在全螢幕撥放模式中,我們可以使用方向鍵跳至下一頁或上一頁。按下 ESC 鍵可以離開全螢幕模式。
In full-screen mode, you can use arrow keys to go to the next or previous slide. Press ESC to exit full-screen.
makeslide 提供了很完整的編輯功能。我們可以提供一些額外的提示詞來修改目前的內容,除了目前的提示詞外,
不同的動作可能會用到一些不同的內容。
makeslide provides comprehensive editing capabilities. You can provide additional prompts to adjust current content, and different actions may use different context inputs.
- 修改提示詞 / Edit prompts
- 修改圖片,會使用目前的圖片和提示詞及逐字稿來產生圖片。 / Regenerate images using the current image, prompt, and script
- 修改逐字稿,會使用目前頁面的圖片和提示詞產生逐字稿,上一頁和下一頁的逐字稿也會被使用,以確認逐字稿的流暢度。 / Rewrite scripts using current slide context plus neighboring scripts for coherence
- 語言,會使用逐字稿產生語言,目前設定內的資料會被使用來客製化語音的內容。我們可以透過提示詞來修改語氣。 / Language and TTS style follow settings, and tone can be adjusted with prompts
播放設定 UI:
Playback settings UI:
- 音訊/上課模式/學生端音訊控制已整合為「播放設定狀態列」 / Audio, classroom mode, and follower-audio controls are merged into one status bar
- 狀態列右側提供「設定」按鍵,按下後才展開詳細選項 / A Settings button on the right expands detailed options
- 同步模式下 follower 預設可被要求靜音,master 可控制是否解鎖學生端自行播放 / In sync mode, followers can be muted by policy, and master can unlock local playback
音訊格式與播放體驗:
Audio format and playback experience:
- 語音檔已採較省頻寬的 AAC(
.m4a)格式,行動網路播放更穩定 / Audio uses bandwidth-friendly AAC (.m4a) for better mobile playback stability - 手機播放時會盡量維持喚醒(Wake Lock),降低長時間播放黑屏機率 / Wake Lock is used when possible to reduce screen-off risk during long playback
在簡報過程中,可以啟用即時投票功能,收集聽眾想法,也可以讓追隨端直接提交問題(Q&A)。

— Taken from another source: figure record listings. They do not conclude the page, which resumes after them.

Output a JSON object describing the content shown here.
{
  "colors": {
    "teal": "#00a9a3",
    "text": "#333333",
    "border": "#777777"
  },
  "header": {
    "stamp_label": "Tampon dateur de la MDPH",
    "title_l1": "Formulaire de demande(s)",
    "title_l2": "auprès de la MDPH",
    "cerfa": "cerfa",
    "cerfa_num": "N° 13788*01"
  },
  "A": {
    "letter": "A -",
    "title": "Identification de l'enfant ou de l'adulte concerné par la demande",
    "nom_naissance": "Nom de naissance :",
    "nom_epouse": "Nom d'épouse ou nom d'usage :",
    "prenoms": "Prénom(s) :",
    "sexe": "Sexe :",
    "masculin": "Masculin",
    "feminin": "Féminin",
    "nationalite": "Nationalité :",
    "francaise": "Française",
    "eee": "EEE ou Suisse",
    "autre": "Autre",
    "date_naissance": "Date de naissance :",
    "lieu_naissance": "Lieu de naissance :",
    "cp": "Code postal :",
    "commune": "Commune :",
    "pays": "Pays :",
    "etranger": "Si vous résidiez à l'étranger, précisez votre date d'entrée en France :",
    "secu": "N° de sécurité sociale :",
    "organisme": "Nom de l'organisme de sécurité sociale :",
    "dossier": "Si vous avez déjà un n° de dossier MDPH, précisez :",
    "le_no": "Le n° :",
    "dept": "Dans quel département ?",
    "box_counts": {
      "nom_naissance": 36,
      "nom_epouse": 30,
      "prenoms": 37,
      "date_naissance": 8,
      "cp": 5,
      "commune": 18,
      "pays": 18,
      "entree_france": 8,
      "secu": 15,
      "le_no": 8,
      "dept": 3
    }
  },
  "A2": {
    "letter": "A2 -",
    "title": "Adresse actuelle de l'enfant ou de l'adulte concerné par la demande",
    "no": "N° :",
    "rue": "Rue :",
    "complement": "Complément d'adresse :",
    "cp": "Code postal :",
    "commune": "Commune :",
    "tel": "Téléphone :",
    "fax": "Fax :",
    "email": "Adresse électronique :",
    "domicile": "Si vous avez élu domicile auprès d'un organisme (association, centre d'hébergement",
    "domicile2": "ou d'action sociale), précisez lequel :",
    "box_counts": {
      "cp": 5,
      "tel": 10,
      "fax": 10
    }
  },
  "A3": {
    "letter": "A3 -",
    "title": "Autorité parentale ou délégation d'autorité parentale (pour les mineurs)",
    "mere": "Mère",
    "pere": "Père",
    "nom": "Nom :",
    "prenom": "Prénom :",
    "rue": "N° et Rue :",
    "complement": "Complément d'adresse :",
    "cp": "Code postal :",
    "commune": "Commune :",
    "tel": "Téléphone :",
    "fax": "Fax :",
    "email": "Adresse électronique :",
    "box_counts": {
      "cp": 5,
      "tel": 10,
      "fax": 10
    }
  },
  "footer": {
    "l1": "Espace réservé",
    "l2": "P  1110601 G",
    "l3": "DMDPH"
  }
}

During presentation, you can enable realtime polls to gather audience feedback, and followers can also submit live questions (Q&A).
按下設定可開啟編輯器,設定投票或提問顯示方式。
Click Settings to open the editor and configure how polls or questions are shown.
按下開始可啟動互動流程。主控端可執行以下操作:
Click Start to begin the interaction flow. The master can:
- 顯示/隱藏聽眾問題 / Show or hide audience questions
- 挑選目前要投影的問題 / Select which question to project now
- 一鍵請 AI 根據當前頁內容與問題列表生成回答,作為現場回覆草稿 / Ask AI to generate an on-stage draft answer from current slide context and question list
這些互動狀態會與同步播放資訊一起更新,讓主講者與聽眾看到一致畫面。
These interaction states are synchronized with playback state so presenters and audience see consistent screens.